Vigorous writing is concise. A sentence should contain no unnecessary words, a paragraph no unnecessary sentences, for the same reason that a drawing should have no unnecessary lines and a machine no unnecessary parts. This requires not that the writer make all his sentences short, or that he avoid all detail and treat his subjects only in outline, but that every word tell.
I enjoy this paragraph a lot, and take pleasure in identifying and removing my own unnecessary words. I do, however, always find myself pouring over this particular paragraph, wondering to myself: “is adding ‘a machine no unnecessary parts’ really necessary? Should he have cut ‘treat his subjects only in outline’?”.
The book has gone out of favour in recent years and been described as consisting of “uninformed bossiness” and being an “aging zombie of a book”.
The book is certainly prescriptivist, but that is the nature of style guides. They pick a particular rule and apply it consistently across all their content. In cases where there is no right or wrong answer (such as the Oxford comma), they ensure consistency. For magazines and newspapers, the only wrong rule is not having a rule.

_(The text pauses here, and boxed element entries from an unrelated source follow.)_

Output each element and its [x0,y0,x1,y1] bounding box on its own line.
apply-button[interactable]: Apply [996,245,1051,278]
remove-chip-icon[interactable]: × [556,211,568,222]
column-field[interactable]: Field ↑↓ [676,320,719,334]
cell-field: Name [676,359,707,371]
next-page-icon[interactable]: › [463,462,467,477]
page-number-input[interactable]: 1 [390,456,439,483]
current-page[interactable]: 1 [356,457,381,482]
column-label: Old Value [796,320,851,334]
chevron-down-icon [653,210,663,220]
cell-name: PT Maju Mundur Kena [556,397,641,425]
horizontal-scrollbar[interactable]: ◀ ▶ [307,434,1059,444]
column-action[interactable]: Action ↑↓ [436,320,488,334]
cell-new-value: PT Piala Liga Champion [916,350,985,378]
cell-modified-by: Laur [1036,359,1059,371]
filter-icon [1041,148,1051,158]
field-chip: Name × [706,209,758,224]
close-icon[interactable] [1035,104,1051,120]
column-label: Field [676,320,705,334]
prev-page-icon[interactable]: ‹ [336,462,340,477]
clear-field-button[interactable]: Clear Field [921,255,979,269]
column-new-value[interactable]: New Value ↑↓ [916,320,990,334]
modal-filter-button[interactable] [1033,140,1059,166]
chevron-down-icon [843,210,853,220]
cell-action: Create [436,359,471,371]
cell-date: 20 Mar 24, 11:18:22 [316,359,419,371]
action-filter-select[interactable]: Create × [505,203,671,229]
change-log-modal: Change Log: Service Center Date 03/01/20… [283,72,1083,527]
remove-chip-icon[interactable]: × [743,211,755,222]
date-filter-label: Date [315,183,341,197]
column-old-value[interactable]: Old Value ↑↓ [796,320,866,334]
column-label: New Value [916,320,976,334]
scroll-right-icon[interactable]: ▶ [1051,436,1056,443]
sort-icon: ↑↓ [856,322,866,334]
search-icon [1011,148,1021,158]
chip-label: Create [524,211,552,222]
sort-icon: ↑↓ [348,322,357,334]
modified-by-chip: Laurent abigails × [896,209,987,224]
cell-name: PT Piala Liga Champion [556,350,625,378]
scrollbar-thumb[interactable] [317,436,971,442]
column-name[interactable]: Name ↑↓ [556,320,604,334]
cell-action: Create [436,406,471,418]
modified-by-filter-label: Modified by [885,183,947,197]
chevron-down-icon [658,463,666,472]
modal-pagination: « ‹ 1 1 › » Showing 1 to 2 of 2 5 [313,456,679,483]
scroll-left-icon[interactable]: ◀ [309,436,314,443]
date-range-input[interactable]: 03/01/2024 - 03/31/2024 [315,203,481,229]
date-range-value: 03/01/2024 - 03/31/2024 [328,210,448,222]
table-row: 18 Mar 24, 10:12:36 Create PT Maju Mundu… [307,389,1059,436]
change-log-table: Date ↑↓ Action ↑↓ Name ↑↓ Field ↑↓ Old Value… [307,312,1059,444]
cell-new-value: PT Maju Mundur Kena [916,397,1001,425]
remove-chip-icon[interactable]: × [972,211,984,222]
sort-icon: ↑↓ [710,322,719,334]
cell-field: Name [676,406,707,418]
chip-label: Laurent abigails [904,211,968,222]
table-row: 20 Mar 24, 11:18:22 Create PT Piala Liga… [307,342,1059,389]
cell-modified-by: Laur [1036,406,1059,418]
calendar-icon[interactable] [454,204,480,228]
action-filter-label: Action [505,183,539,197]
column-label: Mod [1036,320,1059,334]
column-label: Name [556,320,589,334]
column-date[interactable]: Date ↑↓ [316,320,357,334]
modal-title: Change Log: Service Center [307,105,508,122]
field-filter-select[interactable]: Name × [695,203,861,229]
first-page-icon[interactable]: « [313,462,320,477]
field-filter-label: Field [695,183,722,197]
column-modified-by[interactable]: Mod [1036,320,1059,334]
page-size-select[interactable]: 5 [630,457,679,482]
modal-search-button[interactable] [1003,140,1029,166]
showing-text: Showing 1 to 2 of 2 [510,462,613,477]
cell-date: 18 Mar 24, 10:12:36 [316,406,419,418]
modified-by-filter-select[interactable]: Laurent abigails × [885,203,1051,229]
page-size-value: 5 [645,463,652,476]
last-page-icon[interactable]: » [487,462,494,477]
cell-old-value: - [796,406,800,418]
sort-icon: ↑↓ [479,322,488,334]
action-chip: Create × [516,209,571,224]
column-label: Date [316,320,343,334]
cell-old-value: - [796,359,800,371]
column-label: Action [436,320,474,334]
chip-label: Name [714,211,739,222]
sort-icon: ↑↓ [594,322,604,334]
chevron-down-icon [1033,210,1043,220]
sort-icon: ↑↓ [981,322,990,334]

With a guide on general English usage, it’s a bit more tricky. And the tone of The Elements of Style has certainly dated. Nevertheless, it’s wrong to confuse the tone with the content. Even though William Strunk wasn’t entirely sure what the passive was, and had rather dated views on split infinitives, there are many rules that remain true. While it might not be right to demand that everyone omit needless words it’s certainly right to strive for it in your own prose.